NASA IG: Artemis Will Cost $86 Billion Through FY2025, Launch Dates “Highly Unlikely”

NASA IG: Artemis Will Cost $86 Billion Through FY2025, Launch Dates “Highly Unlikely”

NASA’s Inspector General remains skeptical that NASA can launch the first three Artemis missions on their promised schedules, calling it “highly unlikely.” In a report released today, he also estimates that NASA has spent $37.2 billion on Artemis so far, a total that will reach $86 billion by the end of FY2025.

Paul Martin, who has been NASA’s IG since 2009, did not make any recommendations in this most recent update on the Artemis program, but cautioned that the schedule appears unrealistic.

NASA has been working toward the Artemis I test flight of the Space Launch System (SLS) with an uncrewed Orion spacecraft by the end of this year. The first SLS/Orion flight with a crew, Artemis II, is on the books for 2023, and the return of astronauts to the lunar surface on Artemis III in 2024. That date was set by the Trump Administration in 2019.

With the change in administrations, the schedule is under review, but Acting NASA Administrator Steve Jurczyk said as recently as Friday that 2024 remains a possibility. Announcing the selection of SpaceX to build the Human Landing System (HLS) for that mission, he acknowledged the complexity of developing HLS but said if SpaceX meets its milestones “we may have a shot at 2024.”

Skepticism has surrounded the 2024 deadline since the beginning for both technical and budgetary reasons. Responding to Friday’s announcement, Rep. Eddie Bernice Johnson (D-TX), chairwoman of the House Science, Space, and Technology Committee that oversees NASA, said there is “no realistic chance of returning astronauts to the Moon by 2024.”

Today’s IG report stops just short of that assessment, calling it “highly unlikely.”

As currently planned, NASA’s return to the Moon requires SLS, Orion and their associated Exploration Ground Systems (EGS) at Kennedy Space Center (KSC); a small space station called Gateway in lunar orbit initially consisting of a Power and Propulsion Element (PPE) and Habitation and Logistics Outpost (HALO); and HLS.

After reviewing all those programs, the IG report concludes “the Agency faces significant challenges that we believe will make its current plan to launch Artemis I in 2021 and ultimately land astronauts on the Moon by the end of 2024 highly unlikely.”

Feeding into that assessment is the recent delay in delivering the SLS core stage to KSC because the “Green Run” hot fire test had to be run a second time. That affects the schedule for integrating the core stage with the rest of the SLS components, including solid rocket boosters, an upper stage, and Orion.

Following delivery of the core stage to Kennedy, NASA will shift its focus to its first-time integration of the SLS, Orion, and EGS systems for the Artemis I launch. Integration and final systems testing is a complex and time-consuming process that often discovers issues in need of costly rework. Given all of these factors, a planned 2021 Artemis I launch is in jeopardy of slipping to 2022, a delay that would cascade and push back the launch of Artemis II into at least the third quarter of 2023, ultimately impacting the launch date for Artemis III. The Artemis program also faces challenges integrating and launching the PPE and HALO, the first Gateway components. With respect to development of the critical human landing system, NASA received only about 25 percent of its budget request for the HLS Program, putting new pressure on the Agency to meet the 2024 timeline.

The report does give NASA credit for the “significant progress” it has made especially since the COVID-19 pandemic hit last year. NASA field centers have gone through stages when they were closed or open only to essential employees, not to mention supply chain disruptions.

The report also calculated the costs of the Artemis program through FY2025 based on what was spent through FY2020, how much Congress appropriated for FY2021 (the current fiscal year), and projected funding from NASA’s budget request that was submitted last year.

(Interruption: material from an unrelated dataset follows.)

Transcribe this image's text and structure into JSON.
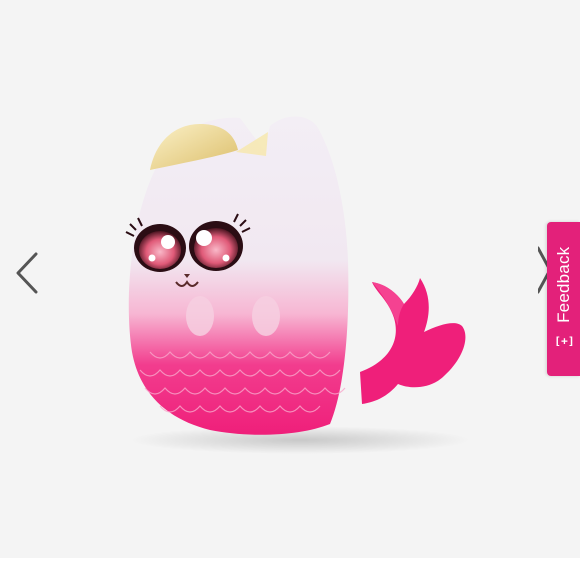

The total is $86 billion: $37.2 billion spent, $6.6 billion appropriated for FY2021, and $41.7 billion projected for FY2022 through FY2025.

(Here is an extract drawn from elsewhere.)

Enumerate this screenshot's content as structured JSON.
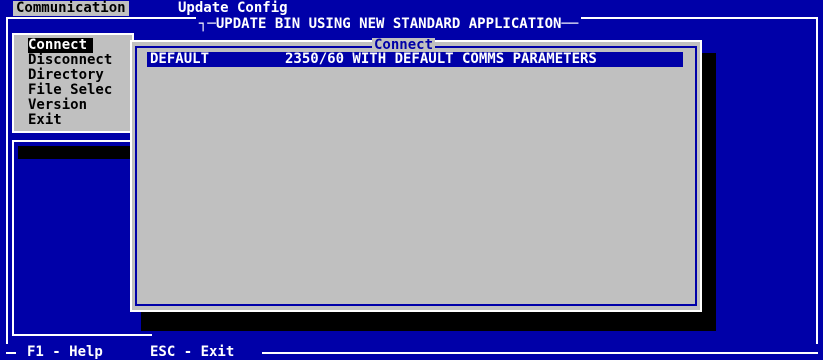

NASA provided an estimate of Artemis costs FY2021-FY2025 in a report it issued last year, but that $27.9 billion was on top of what the agency already was planning to request, not the total cost.

Its FY2021 budget request does show $41.7 billion as its projected requests for Deep Space Exploration Systems for FY2022-2025.

Congress supports the goal of returning astronauts to the Moon and going on to Mars on a bipartisan basis, but not the aggressive timeline proposed by the Trump Administration. It significantly cut the funding for HLS in FY2021, providing $850 million instead of $3.4 billion.

The Biden Administration supports Artemis and included funding for it in its FY2022 budget request. Overall it is requesting $24.7 billion for the agency, a 6.3 percent increase over FY2021. That includes a $325 million increase for Artemis, to $6.9 billion, but NASA’s request last year projected a need for $10.3 billion in FY2022.